Soon enough though that ad will just be another blackened sheet of paper, some smoke and ash. Truth is I do need to find a home but I still can’t bring myself to buy something in New York with the burn ban and the gun laws. Having enough land and buffer from the neighbors helps, but it’s so risky. And the high utility costs, the lock-in of having to pay for fossil fuel electricity and heat each month for enormous non-shared structure seems like a waste. Likewise, it seems like a waste to burn a shit ton of gasoline and be forced to drive back and forth to work every day. The question in my mind – what for? Building equity the advertisement proudly acclaims!

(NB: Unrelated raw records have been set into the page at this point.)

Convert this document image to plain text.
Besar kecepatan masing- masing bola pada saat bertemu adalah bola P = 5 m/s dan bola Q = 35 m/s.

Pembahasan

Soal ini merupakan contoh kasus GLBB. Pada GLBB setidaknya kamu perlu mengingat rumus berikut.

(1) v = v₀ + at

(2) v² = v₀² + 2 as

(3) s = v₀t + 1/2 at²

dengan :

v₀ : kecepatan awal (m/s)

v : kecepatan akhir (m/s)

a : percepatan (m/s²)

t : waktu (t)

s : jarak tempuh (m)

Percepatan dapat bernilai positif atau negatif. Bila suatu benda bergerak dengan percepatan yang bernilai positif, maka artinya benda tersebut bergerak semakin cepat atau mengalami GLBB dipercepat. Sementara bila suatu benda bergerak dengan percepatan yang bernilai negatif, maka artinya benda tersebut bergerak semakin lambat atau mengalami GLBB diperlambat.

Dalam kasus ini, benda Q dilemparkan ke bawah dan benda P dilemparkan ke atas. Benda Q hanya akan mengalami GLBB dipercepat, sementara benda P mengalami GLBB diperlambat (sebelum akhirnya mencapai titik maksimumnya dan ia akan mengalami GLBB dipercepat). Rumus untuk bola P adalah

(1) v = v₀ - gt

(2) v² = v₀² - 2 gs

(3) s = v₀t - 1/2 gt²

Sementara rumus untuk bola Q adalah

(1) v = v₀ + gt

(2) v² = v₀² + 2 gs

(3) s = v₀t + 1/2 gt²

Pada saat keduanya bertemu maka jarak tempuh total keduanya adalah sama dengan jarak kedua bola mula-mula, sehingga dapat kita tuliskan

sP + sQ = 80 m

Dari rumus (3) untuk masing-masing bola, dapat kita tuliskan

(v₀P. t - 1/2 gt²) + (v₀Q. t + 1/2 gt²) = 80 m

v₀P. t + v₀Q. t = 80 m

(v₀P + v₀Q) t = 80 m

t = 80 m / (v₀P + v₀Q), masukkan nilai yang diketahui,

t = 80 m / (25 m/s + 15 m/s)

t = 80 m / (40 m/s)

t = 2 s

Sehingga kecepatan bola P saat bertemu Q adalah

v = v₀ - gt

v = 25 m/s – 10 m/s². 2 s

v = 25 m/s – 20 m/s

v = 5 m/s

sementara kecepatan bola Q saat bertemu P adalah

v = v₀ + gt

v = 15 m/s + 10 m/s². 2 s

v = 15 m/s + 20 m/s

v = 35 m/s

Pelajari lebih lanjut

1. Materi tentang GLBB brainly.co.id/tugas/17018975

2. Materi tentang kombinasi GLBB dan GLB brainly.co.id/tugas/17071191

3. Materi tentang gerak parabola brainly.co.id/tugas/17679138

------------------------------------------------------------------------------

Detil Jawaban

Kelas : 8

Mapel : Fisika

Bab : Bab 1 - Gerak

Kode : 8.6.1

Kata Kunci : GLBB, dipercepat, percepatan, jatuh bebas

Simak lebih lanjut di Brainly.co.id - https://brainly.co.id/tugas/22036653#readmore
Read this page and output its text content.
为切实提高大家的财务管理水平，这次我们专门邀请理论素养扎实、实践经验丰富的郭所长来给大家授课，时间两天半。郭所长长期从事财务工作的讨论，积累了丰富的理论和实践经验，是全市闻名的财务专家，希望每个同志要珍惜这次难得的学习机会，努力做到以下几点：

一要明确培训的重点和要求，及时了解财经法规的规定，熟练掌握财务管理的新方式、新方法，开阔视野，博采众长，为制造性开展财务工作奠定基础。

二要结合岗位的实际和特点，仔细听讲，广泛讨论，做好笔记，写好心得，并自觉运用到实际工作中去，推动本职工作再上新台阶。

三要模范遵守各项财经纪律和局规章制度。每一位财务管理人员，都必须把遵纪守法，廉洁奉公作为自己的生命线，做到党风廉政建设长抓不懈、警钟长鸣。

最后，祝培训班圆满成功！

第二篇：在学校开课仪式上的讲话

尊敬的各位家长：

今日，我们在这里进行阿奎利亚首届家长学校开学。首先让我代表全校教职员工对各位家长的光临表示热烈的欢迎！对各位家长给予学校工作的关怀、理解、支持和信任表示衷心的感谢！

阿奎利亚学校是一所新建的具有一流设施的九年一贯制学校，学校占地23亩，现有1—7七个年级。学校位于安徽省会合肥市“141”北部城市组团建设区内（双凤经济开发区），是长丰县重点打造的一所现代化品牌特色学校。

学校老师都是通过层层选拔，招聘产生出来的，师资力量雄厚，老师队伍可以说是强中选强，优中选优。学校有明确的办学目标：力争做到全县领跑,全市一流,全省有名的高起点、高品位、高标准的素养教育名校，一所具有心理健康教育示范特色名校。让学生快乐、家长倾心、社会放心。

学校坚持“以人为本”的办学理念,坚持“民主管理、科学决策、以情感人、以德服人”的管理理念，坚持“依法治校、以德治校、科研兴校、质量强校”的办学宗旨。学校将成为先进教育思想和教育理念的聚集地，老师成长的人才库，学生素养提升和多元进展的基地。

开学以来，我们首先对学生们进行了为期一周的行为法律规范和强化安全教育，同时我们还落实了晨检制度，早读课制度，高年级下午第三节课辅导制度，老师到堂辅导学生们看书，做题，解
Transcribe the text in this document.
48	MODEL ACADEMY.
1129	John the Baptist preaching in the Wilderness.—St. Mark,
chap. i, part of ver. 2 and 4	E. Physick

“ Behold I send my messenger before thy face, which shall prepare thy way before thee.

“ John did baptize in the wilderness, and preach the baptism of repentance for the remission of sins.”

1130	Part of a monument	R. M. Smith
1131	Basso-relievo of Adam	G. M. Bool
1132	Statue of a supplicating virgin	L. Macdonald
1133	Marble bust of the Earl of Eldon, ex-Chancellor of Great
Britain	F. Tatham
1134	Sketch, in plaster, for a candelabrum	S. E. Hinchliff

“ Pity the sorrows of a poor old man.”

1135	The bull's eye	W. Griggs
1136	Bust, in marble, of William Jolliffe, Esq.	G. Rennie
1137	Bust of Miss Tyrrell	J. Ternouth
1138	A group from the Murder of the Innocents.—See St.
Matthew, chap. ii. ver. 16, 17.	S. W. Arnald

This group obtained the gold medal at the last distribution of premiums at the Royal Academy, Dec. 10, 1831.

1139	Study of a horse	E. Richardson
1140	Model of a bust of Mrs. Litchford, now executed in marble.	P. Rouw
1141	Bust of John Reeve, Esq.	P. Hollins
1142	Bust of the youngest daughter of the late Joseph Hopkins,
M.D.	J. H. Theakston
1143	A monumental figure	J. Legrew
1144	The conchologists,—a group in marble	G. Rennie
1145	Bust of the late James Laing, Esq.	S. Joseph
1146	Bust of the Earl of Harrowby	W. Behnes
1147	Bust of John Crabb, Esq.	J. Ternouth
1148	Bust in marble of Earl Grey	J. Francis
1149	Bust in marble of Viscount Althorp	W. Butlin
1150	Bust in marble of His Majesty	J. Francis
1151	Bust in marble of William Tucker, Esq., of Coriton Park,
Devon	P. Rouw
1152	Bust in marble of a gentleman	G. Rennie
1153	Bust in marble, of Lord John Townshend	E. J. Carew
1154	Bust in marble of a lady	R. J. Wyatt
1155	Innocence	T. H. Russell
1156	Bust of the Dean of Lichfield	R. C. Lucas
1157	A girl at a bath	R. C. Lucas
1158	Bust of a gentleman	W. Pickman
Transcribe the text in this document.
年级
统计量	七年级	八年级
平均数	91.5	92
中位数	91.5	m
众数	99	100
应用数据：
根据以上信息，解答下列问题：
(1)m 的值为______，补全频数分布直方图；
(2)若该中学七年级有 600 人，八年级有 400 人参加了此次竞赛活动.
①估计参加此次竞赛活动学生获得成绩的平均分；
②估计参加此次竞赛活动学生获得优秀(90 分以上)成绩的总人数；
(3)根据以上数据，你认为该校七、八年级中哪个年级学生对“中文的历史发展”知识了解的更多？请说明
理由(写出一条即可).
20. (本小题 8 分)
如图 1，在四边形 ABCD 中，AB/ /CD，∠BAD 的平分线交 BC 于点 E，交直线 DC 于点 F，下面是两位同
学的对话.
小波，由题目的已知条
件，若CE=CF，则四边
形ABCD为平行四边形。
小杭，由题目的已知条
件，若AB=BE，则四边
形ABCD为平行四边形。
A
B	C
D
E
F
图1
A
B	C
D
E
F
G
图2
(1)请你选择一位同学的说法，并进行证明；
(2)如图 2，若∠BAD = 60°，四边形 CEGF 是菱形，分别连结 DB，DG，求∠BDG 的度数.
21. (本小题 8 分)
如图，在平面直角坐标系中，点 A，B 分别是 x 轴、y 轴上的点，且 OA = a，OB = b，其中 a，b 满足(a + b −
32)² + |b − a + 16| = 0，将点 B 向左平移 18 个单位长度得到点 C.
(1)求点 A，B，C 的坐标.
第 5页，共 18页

It’s trash I tell myself. I don’t want a home, a place I’m tied to that I spend all my time driving back and forth to, fixing broken shit. I mean I do want to some day have land and livestock, a place where I can burn shit and shoot guns, but I also am not ready to give up my life at this point – traveling and exploring – just so I can shovel feed and manure and weed a garden. And to buy a house in New York is to make a commitment to the state beyond what I have at my work. It means giving up on the goal of having that off-grid homestead in a place where I can left alone from government harassment and stupid laws written for the urbanite. I honestly don’t want something that can bought with a mortgage or insured by an insurer. I’d much rather have something if it burns, I can push the debris into a hollow, throw some dirt over it, and start over again without much significant loss. Something not made entirely of plastic and particle board, asphalt and pine lumber.